Anne-Sophie Lapix lui demande alors si elle a dû « se faire violence » pour entrer dans la peau de ce personnage antipathique. Camille Cottin confirme aussitôt : "Oui c’est vrai ! Au début je me souviens qu’après la première semaine j’ai eu petit un petit craquage avec une amie, je lui disais : ‘c’est trop dur ce que je disais aux gens !’". Pour surmonter cette gêne, Camille Cottin dit s’être inspirée des célèbres caméras cachées de François Damiens : "dans ses vidéos il filmait la réaction des gens, et c’est vrai que dès qu’on dit aux gens ‘c’était pas vrai’ en fait il y a un côté, genre ‘alors ça va’. Ça laisse pas de trace en fait" raconte-elle.

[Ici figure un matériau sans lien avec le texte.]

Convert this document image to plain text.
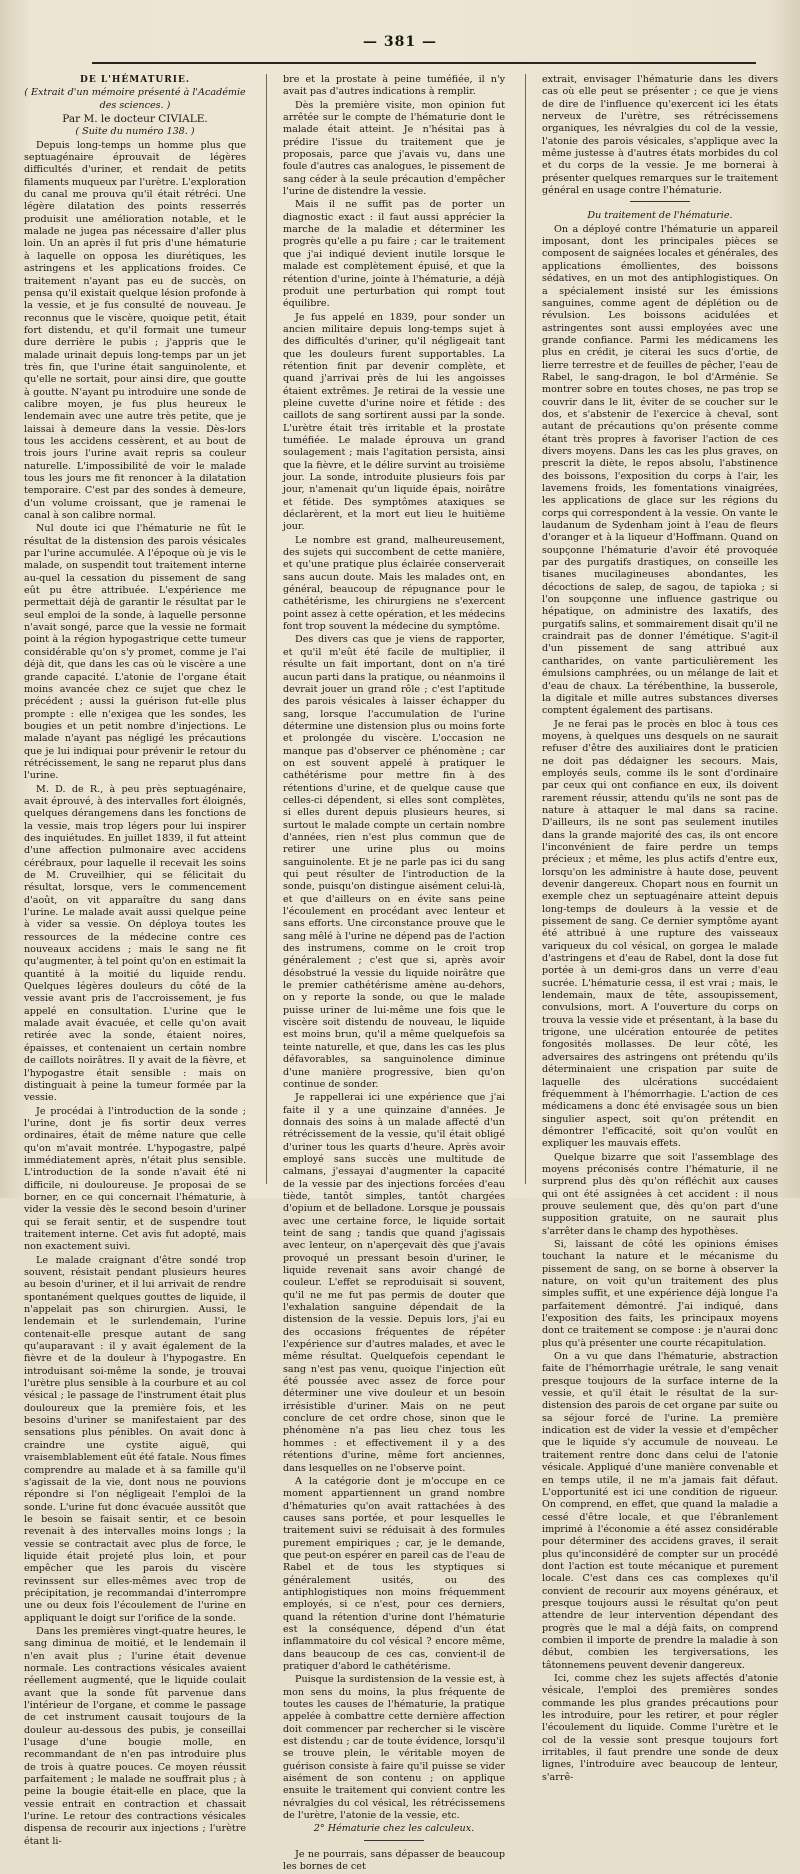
— 381 —

DE L'HÉMATURIE.

( Extrait d'un mémoire présenté à l'Académie des sciences. )

Par M. le docteur CIVIALE.

( Suite du numéro 138. )

Depuis long-temps un homme plus que septuagénaire éprouvait de légères difficultés d'uriner, et rendait de petits filaments muqueux par l'urètre. L'exploration du canal me prouva qu'il était rétréci. Une légère dilatation des points resserrés produisit une amélioration notable, et le malade ne jugea pas nécessaire d'aller plus loin. Un an après il fut pris d'une hématurie à laquelle on opposa les diurétiques, les astringens et les applications froides. Ce traitement n'ayant pas eu de succès, on pensa qu'il existait quelque lésion profonde à la vessie, et je fus consulté de nouveau. Je reconnus que le viscère, quoique petit, était fort distendu, et qu'il formait une tumeur dure derrière le pubis ; j'appris que le malade urinait depuis long-temps par un jet très fin, que l'urine était sanguinolente, et qu'elle ne sortait, pour ainsi dire, que goutte à goutte. N'ayant pu introduire une sonde de calibre moyen, je fus plus heureux le lendemain avec une autre très petite, que je laissai à demeure dans la vessie. Dès-lors tous les accidens cessèrent, et au bout de trois jours l'urine avait repris sa couleur naturelle. L'impossibilité de voir le malade tous les jours me fit renoncer à la dilatation temporaire. C'est par des sondes à demeure, d'un volume croissant, que je ramenai le canal à son calibre normal.

Nul doute ici que l'hématurie ne fût le résultat de la distension des parois vésicales par l'urine accumulée. A l'époque où je vis le malade, on suspendit tout traitement interne au-quel la cessation du pissement de sang eût pu être attribuée. L'expérience me permettait déjà de garantir le résultat par le seul emploi de la sonde, à laquelle personne n'avait songé, parce que la vessie ne formait point à la région hypogastrique cette tumeur considérable qu'on s'y promet, comme je l'ai déjà dit, que dans les cas où le viscère a une grande capacité. L'atonie de l'organe était moins avancée chez ce sujet que chez le précédent ; aussi la guérison fut-elle plus prompte : elle n'exigea que les sondes, les bougies et un petit nombre d'injections. Le malade n'ayant pas négligé les précautions que je lui indiquai pour prévenir le retour du rétrécissement, le sang ne reparut plus dans l'urine.

M. D. de R., à peu près septuagénaire, avait éprouvé, à des intervalles fort éloignés, quelques dérangemens dans les fonctions de la vessie, mais trop légers pour lui inspirer des inquiétudes. En juillet 1839, il fut atteint d'une affection pulmonaire avec accidens cérébraux, pour laquelle il recevait les soins de M. Cruveilhier, qui se félicitait du résultat, lorsque, vers le commencement d'août, on vit apparaître du sang dans l'urine. Le malade avait aussi quelque peine à vider sa vessie. On déploya toutes les ressources de la médecine contre ces nouveaux accidens ; mais le sang ne fit qu'augmenter, à tel point qu'on en estimait la quantité à la moitié du liquide rendu. Quelques légères douleurs du côté de la vessie avant pris de l'accroissement, je fus appelé en consultation. L'urine que le malade avait évacuée, et celle qu'on avait retirée avec la sonde, étaient noires, épaisses, et contenaient un certain nombre de caillots noirâtres. Il y avait de la fièvre, et l'hypogastre était sensible : mais on distinguait à peine la tumeur formée par la vessie.

Je procédai à l'introduction de la sonde ; l'urine, dont je fis sortir deux verres ordinaires, était de même nature que celle qu'on m'avait montrée. L'hypogastre, palpé immédiatement après, n'était plus sensible. L'introduction de la sonde n'avait été ni difficile, ni douloureuse. Je proposai de se borner, en ce qui concernait l'hématurie, à vider la vessie dès le second besoin d'uriner qui se ferait sentir, et de suspendre tout traitement interne. Cet avis fut adopté, mais non exactement suivi.

Le malade craignant d'être sondé trop souvent, résistait pendant plusieurs heures au besoin d'uriner, et il lui arrivait de rendre spontanément quelques gouttes de liquide, il n'appelait pas son chirurgien. Aussi, le lendemain et le surlendemain, l'urine contenait-elle presque autant de sang qu'auparavant : il y avait également de la fièvre et de la douleur à l'hypogastre. En introduisant soi-même la sonde, je trouvai l'urètre plus sensible à la courbure et au col vésical ; le passage de l'instrument était plus douloureux que la première fois, et les besoins d'uriner se manifestaient par des sensations plus pénibles. On avait donc à craindre une cystite aiguë, qui vraisemblablement eût été fatale. Nous fîmes comprendre au malade et à sa famille qu'il s'agissait de la vie, dont nous ne pouvions répondre si l'on négligeait l'emploi de la sonde. L'urine fut donc évacuée aussitôt que le besoin se faisait sentir, et ce besoin revenait à des intervalles moins longs ; la vessie se contractait avec plus de force, le liquide était projeté plus loin, et pour empêcher que les parois du viscère revinssent sur elles-mêmes avec trop de précipitation, je recommandai d'interrompre une ou deux fois l'écoulement de l'urine en appliquant le doigt sur l'orifice de la sonde.

Dans les premières vingt-quatre heures, le sang diminua de moitié, et le lendemain il n'en avait plus ; l'urine était devenue normale. Les contractions vésicales avaient réellement augmenté, que le liquide coulait avant que la sonde fût parvenue dans l'intérieur de l'organe, et comme le passage de cet instrument causait toujours de la douleur au-dessous des pubis, je conseillai l'usage d'une bougie molle, en recommandant de n'en pas introduire plus de trois à quatre pouces. Ce moyen réussit parfaitement ; le malade ne souffrait plus ; à peine la bougie était-elle en place, que la vessie entrait en contraction et chassait l'urine. Le retour des contractions vésicales dispensa de recourir aux injections ; l'urètre étant li-

bre et la prostate à peine tuméfiée, il n'y avait pas d'autres indications à remplir.

Dès la première visite, mon opinion fut arrêtée sur le compte de l'hématurie dont le malade était atteint. Je n'hésitai pas à prédire l'issue du traitement que je proposais, parce que j'avais vu, dans une foule d'autres cas analogues, le pissement de sang céder à la seule précaution d'empêcher l'urine de distendre la vessie.

Mais il ne suffit pas de porter un diagnostic exact : il faut aussi apprécier la marche de la maladie et déterminer les progrès qu'elle a pu faire ; car le traitement que j'ai indiqué devient inutile lorsque le malade est complètement épuisé, et que la rétention d'urine, jointe à l'hématurie, a déjà produit une perturbation qui rompt tout équilibre.

Je fus appelé en 1839, pour sonder un ancien militaire depuis long-temps sujet à des difficultés d'uriner, qu'il négligeait tant que les douleurs furent supportables. La rétention finit par devenir complète, et quand j'arrivai près de lui les angoisses étaient extrêmes. Je retirai de la vessie une pleine cuvette d'urine noire et fétide : des caillots de sang sortirent aussi par la sonde. L'urètre était très irritable et la prostate tuméfiée. Le malade éprouva un grand soulagement ; mais l'agitation persista, ainsi que la fièvre, et le délire survint au troisième jour. La sonde, introduite plusieurs fois par jour, n'amenait qu'un liquide épais, noirâtre et fétide. Des symptômes ataxiques se déclarèrent, et la mort eut lieu le huitième jour.

Le nombre est grand, malheureusement, des sujets qui succombent de cette manière, et qu'une pratique plus éclairée conserverait sans aucun doute. Mais les malades ont, en général, beaucoup de répugnance pour le cathétérisme, les chirurgiens ne s'exercent point assez à cette opération, et les médecins font trop souvent la médecine du symptôme.

Des divers cas que je viens de rapporter, et qu'il m'eût été facile de multiplier, il résulte un fait important, dont on n'a tiré aucun parti dans la pratique, ou néanmoins il devrait jouer un grand rôle ; c'est l'aptitude des parois vésicales à laisser échapper du sang, lorsque l'accumulation de l'urine détermine une distension plus ou moins forte et prolongée du viscère. L'occasion ne manque pas d'observer ce phénomène ; car on est souvent appelé à pratiquer le cathétérisme pour mettre fin à des rétentions d'urine, et de quelque cause que celles-ci dépendent, si elles sont complètes, si elles durent depuis plusieurs heures, si surtout le malade compte un certain nombre d'années, rien n'est plus commun que de retirer une urine plus ou moins sanguinolente. Et je ne parle pas ici du sang qui peut résulter de l'introduction de la sonde, puisqu'on distingue aisément celui-là, et que d'ailleurs on en évite sans peine l'écoulement en procédant avec lenteur et sans efforts. Une circonstance prouve que le sang mêlé à l'urine ne dépend pas de l'action des instrumens, comme on le croit trop généralement ; c'est que si, après avoir désobstrué la vessie du liquide noirâtre que le premier cathétérisme amène au-dehors, on y reporte la sonde, ou que le malade puisse uriner de lui-même une fois que le viscère soit distendu de nouveau, le liquide est moins brun, qu'il a même quelquefois sa teinte naturelle, et que, dans les cas les plus défavorables, sa sanguinolence diminue d'une manière progressive, bien qu'on continue de sonder.

Je rappellerai ici une expérience que j'ai faite il y a une quinzaine d'années. Je donnais des soins à un malade affecté d'un rétrécissement de la vessie, qu'il était obligé d'uriner tous les quarts d'heure. Après avoir employé sans succès une multitude de calmans, j'essayai d'augmenter la capacité de la vessie par des injections forcées d'eau tiède, tantôt simples, tantôt chargées d'opium et de belladone. Lorsque je poussais avec une certaine force, le liquide sortait teint de sang ; tandis que quand j'agissais avec lenteur, on n'aperçevait dès que j'avais provoqué un pressant besoin d'uriner, le liquide revenait sans avoir changé de couleur. L'effet se reproduisait si souvent, qu'il ne me fut pas permis de douter que l'exhalation sanguine dépendait de la distension de la vessie. Depuis lors, j'ai eu des occasions fréquentes de répéter l'expérience sur d'autres malades, et avec le même résultat. Quelquefois cependant le sang n'est pas venu, quoique l'injection eût été poussée avec assez de force pour déterminer une vive douleur et un besoin irrésistible d'uriner. Mais on ne peut conclure de cet ordre chose, sinon que le phénomène n'a pas lieu chez tous les hommes : et effectivement il y a des rétentions d'urine, même fort anciennes, dans lesquelles on ne l'observe point.

A la catégorie dont je m'occupe en ce moment appartiennent un grand nombre d'hématuries qu'on avait rattachées à des causes sans portée, et pour lesquelles le traitement suivi se réduisait à des formules purement empiriques ; car, je le demande, que peut-on espérer en pareil cas de l'eau de Rabel et de tous les styptiques si généralement usités, ou des antiphlogistiques non moins fréquemment employés, si ce n'est, pour ces derniers, quand la rétention d'urine dont l'hématurie est la conséquence, dépend d'un état inflammatoire du col vésical ? encore même, dans beaucoup de ces cas, convient-il de pratiquer d'abord le cathétérisme.

Puisque la surdistension de la vessie est, à mon sens du moins, la plus fréquente de toutes les causes de l'hématurie, la pratique appelée à combattre cette dernière affection doit commencer par rechercher si le viscère est distendu ; car de toute évidence, lorsqu'il se trouve plein, le véritable moyen de guérison consiste à faire qu'il puisse se vider aisément de son contenu ; on applique ensuite le traitement qui convient contre les névralgies du col vésical, les rétrécissemens de l'urètre, l'atonie de la vessie, etc.

2° Hématurie chez les calculeux.

Je ne pourrais, sans dépasser de beaucoup les bornes de cet

extrait, envisager l'hématurie dans les divers cas où elle peut se présenter ; ce que je viens de dire de l'influence qu'exercent ici les états nerveux de l'urètre, ses rétrécissemens organiques, les névralgies du col de la vessie, l'atonie des parois vésicales, s'applique avec la même justesse à d'autres états morbides du col et du corps de la vessie. Je me bornerai à présenter quelques remarques sur le traitement général en usage contre l'hématurie.

Du traitement de l'hématurie.

On a déployé contre l'hématurie un appareil imposant, dont les principales pièces se composent de saignées locales et générales, des applications émollientes, des boissons sédatives, en un mot des antiphlogistiques. On a spécialement insisté sur les émissions sanguines, comme agent de déplétion ou de révulsion. Les boissons acidulées et astringentes sont aussi employées avec une grande confiance. Parmi les médicamens les plus en crédit, je citerai les sucs d'ortie, de lierre terrestre et de feuilles de pêcher, l'eau de Rabel, le sang-dragon, le bol d'Arménie. Se montrer sobre en toutes choses, ne pas trop se couvrir dans le lit, éviter de se coucher sur le dos, et s'abstenir de l'exercice à cheval, sont autant de précautions qu'on présente comme étant très propres à favoriser l'action de ces divers moyens. Dans les cas les plus graves, on prescrit la diète, le repos absolu, l'abstinence des boissons, l'exposition du corps à l'air, les lavemens froids, les fomentations vinaigrées, les applications de glace sur les régions du corps qui correspondent à la vessie. On vante le laudanum de Sydenham joint à l'eau de fleurs d'oranger et à la liqueur d'Hoffmann. Quand on soupçonne l'hématurie d'avoir été provoquée par des purgatifs drastiques, on conseille les tisanes mucilagineuses abondantes, les décoctions de salep, de sagou, de tapioka ; si l'on soupçonne une influence gastrique ou hépatique, on administre des laxatifs, des purgatifs salins, et sommairement disait qu'il ne craindrait pas de donner l'émétique. S'agit-il d'un pissement de sang attribué aux cantharides, on vante particulièrement les émulsions camphrées, ou un mélange de lait et d'eau de chaux. La térébenthine, la busserole, la digitale et mille autres substances diverses comptent également des partisans.

Je ne ferai pas le procès en bloc à tous ces moyens, à quelques uns desquels on ne saurait refuser d'être des auxiliaires dont le praticien ne doit pas dédaigner les secours. Mais, employés seuls, comme ils le sont d'ordinaire par ceux qui ont confiance en eux, ils doivent rarement réussir, attendu qu'ils ne sont pas de nature à attaquer le mal dans sa racine. D'ailleurs, ils ne sont pas seulement inutiles dans la grande majorité des cas, ils ont encore l'inconvénient de faire perdre un temps précieux ; et même, les plus actifs d'entre eux, lorsqu'on les administre à haute dose, peuvent devenir dangereux. Chopart nous en fournit un exemple chez un septuagénaire atteint depuis long-temps de douleurs à la vessie et de pissement de sang. Ce dernier symptôme ayant été attribué à une rupture des vaisseaux variqueux du col vésical, on gorgea le malade d'astringens et d'eau de Rabel, dont la dose fut portée à un demi-gros dans un verre d'eau sucrée. L'hématurie cessa, il est vrai ; mais, le lendemain, maux de tête, assoupissement, convulsions, mort. A l'ouverture du corps on trouva la vessie vide et présentant, à la base du trigone, une ulcération entourée de petites fongosités mollasses. De leur côté, les adversaires des astringens ont prétendu qu'ils déterminaient une crispation par suite de laquelle des ulcérations succédaient fréquemment à l'hémorrhagie. L'action de ces médicamens a donc été envisagée sous un bien singulier aspect, soit qu'on prétendit en démontrer l'efficacité, soit qu'on voulût en expliquer les mauvais effets.

Quelque bizarre que soit l'assemblage des moyens préconisés contre l'hématurie, il ne surprend plus dès qu'on réfléchit aux causes qui ont été assignées à cet accident : il nous prouve seulement que, dès qu'on part d'une supposition gratuite, on ne saurait plus s'arrêter dans le champ des hypothèses.

Si, laissant de côté les opinions émises touchant la nature et le mécanisme du pissement de sang, on se borne à observer la nature, on voit qu'un traitement des plus simples suffit, et une expérience déjà longue l'a parfaitement démontré. J'ai indiqué, dans l'exposition des faits, les principaux moyens dont ce traitement se compose : je n'aurai donc plus qu'à présenter une courte récapitulation.

On a vu que dans l'hématurie, abstraction faite de l'hémorrhagie urétrale, le sang venait presque toujours de la surface interne de la vessie, et qu'il était le résultat de la sur-distension des parois de cet organe par suite ou sa séjour forcé de l'urine. La première indication est de vider la vessie et d'empêcher que le liquide s'y accumule de nouveau. Le traitement rentre donc dans celui de l'atonie vésicale. Appliqué d'une manière convenable et en temps utile, il ne m'a jamais fait défaut. L'opportunité est ici une condition de rigueur. On comprend, en effet, que quand la maladie a cessé d'être locale, et que l'ébranlement imprimé à l'économie a été assez considérable pour déterminer des accidens graves, il serait plus qu'inconsidéré de compter sur un procédé dont l'action est toute mécanique et purement locale. C'est dans ces cas complexes qu'il convient de recourir aux moyens généraux, et presque toujours aussi le résultat qu'on peut attendre de leur intervention dépendant des progrès que le mal a déjà faits, on comprend combien il importe de prendre la maladie à son début, combien les tergiversations, les tâtonnemens peuvent devenir dangereux.

Ici, comme chez les sujets affectés d'atonie vésicale, l'emploi des premières sondes commande les plus grandes précautions pour les introduire, pour les retirer, et pour régler l'écoulement du liquide. Comme l'urètre et le col de la vessie sont presque toujours fort irritables, il faut prendre une sonde de deux lignes, l'introduire avec beaucoup de lenteur, s'arrê-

Connasse, Camille Cottin : "Les gens se disaient que c’était moi qui étais cinglée" 

"Parce que ce qui était ambigu, c’est que c’était des petites violences quand même. J’ai compris que ça avait créé chez moi une appréhension, donc j’y allais un peu à demi-mot et finalement c’était plus douloureux que d’assumer vraiment". Selon l’actrice, le personnage fonctionnait d’autant mieux lorsqu’il était pleinement assumé : "parce que les gens se disaient que c’était moi qui avais un problème et qui étais cinglée, et donc ça touche moins quand ça vient de quelqu’un qui est, de manière évidente, à côté de ses pompes" a-t-elle conclu.